Танечка не хотела ничего знать. Пошла за направлением на аборт. Врач, пожилой мужчина, устало и грустно глядя на неё, вместо того, чтобы дать направление, долго и нудно объяснял, какие могут быть риски и последствия. Она смотрела сквозь него стеклянными глазами. Вздохнув, он написал нужные бумажки, а когда она уже уходила, спросил : «Не жалко сыночка своего убивать? Или доченьку?» Она вздрогнула, но не обернулась. В больницу она легла с утра следующего дня, но уже в обед сбежала оттуда. Она поняла, что старый врач прав. Убить своего сыночка (почему-то она была уверена, что именно сыночка) она не смогла. Весь день ходила по городу, сидела в скверике, опять ходила, и думала, думала, думала. Решение пришло неожиданно – она уедет. У неё в соседнем городе тётя – папина сестра. Правда, они почти не встречались, но всё же родственница.
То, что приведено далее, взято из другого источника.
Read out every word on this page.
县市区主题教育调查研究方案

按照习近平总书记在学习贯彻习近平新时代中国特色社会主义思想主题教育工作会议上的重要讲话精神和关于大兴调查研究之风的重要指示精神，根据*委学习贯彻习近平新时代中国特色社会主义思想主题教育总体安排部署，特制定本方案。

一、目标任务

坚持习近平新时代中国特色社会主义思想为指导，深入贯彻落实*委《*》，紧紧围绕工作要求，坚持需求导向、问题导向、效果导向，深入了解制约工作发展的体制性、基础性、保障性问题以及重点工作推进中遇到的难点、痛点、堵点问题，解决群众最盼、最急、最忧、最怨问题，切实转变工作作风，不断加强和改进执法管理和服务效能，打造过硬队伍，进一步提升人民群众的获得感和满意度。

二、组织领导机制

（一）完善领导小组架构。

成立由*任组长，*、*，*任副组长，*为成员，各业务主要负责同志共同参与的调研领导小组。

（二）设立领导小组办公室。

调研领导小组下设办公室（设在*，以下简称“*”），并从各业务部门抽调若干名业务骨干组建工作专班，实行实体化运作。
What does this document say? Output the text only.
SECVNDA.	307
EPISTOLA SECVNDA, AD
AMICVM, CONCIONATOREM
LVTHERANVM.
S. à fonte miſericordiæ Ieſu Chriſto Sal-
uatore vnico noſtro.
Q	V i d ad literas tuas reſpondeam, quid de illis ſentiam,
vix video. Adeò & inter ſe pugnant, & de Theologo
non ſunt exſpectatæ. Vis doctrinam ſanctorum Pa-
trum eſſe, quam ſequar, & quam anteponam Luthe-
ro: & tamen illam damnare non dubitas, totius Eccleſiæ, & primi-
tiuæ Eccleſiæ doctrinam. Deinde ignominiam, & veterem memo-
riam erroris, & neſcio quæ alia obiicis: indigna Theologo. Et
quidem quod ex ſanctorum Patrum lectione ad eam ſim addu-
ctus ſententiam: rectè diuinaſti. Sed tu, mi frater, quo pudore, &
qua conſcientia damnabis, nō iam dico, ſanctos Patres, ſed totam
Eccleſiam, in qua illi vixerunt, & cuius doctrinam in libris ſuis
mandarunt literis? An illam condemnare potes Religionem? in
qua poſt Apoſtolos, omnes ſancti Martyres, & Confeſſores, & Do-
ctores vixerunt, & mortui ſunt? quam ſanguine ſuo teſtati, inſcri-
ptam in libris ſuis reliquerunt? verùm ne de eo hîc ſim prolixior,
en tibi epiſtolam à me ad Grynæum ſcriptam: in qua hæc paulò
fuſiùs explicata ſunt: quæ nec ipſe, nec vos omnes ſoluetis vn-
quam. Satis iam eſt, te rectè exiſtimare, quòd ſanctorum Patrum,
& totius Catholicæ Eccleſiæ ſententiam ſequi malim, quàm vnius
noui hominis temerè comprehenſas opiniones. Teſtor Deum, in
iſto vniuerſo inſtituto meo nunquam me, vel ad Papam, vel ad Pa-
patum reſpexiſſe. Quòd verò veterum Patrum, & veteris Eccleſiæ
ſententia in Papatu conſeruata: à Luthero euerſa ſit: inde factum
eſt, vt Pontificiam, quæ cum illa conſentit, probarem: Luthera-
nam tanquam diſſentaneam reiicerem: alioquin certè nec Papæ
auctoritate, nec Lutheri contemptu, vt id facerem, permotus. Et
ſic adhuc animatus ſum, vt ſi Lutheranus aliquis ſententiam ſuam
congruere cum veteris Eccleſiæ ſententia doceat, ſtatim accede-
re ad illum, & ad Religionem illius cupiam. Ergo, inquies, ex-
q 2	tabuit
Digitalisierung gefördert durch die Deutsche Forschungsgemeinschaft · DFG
Она сложила письмо, и стала смотреть в окно автобуса. Народу было много, но ей удалось присесть. Токсикоз мучал её по утрам, а в автобусе ездить и вовсе было невыносимо. Ей почему-то всё время хотелось сладкого или кислого. На зефир она просто не могла смотреть спокойно – так ей хотелось купить и съесть целый килограмм… Покупала одну зефиринку и ела по чуть-чуть весь день. А вот с лимонами так не получилось. Она купила как-то в магазине сразу два огромных, с зеленоватой кожурой, лимона. Еле дождалась, пока доедет до дома. Очистила их, как апельсины, и съела! Две недели после этого она вообще не могла смотреть на еду. Больше лимоны она не покупала. Вообще, чаще всего, покупала она хлеб, макароны и маргарин. Таня не решилась рассказать маме, как встретила её тётка. Она сразу сказала, что бесплатные квартиранты ей не нужны, и объедать она себя тоже не позволит. Таня удивилась такому обороту – по телефону они с мамой обо всём договорились, но решила не спорить напрасно. В общем-то, сложилось всё очень неплохо. На работу она устроилась сразу же – в садик, воспитателем. Работа ей очень нравилась, правда зарплата была всего 85 рублей, но ей хватало. Тётке она отдавала за квартиру 25, а на остальные жила, и уже начала потихоньку покупать пелёнки и распашонки. Ей безумно нравились эти крошечные вещички с кружевами, зашитые рукавчики у распашонок, чепчики…
Вот только тётка... Танечка не сразу поняла, что она пьёт, причём запоями. Впрочем, она особо и не знала, что это такое – запои. Отец у неё не пил, правда, курил папиросы с чудным названием «Беломорканал», а Танечка садилась рядом и просила показать, как он выпускает дым колечками. Мама сердилась – что это за забавы! А папа и Танечка смеялись… Он умер внезапно, Танечка запомнила только это непонятное тогда слово «инфаркт», чёрные шарфы, слёзы, и никак не могла понять, что папы больше не будет. С тех пор они жили с мамой и бабушкой. Потом не стало и бабушки…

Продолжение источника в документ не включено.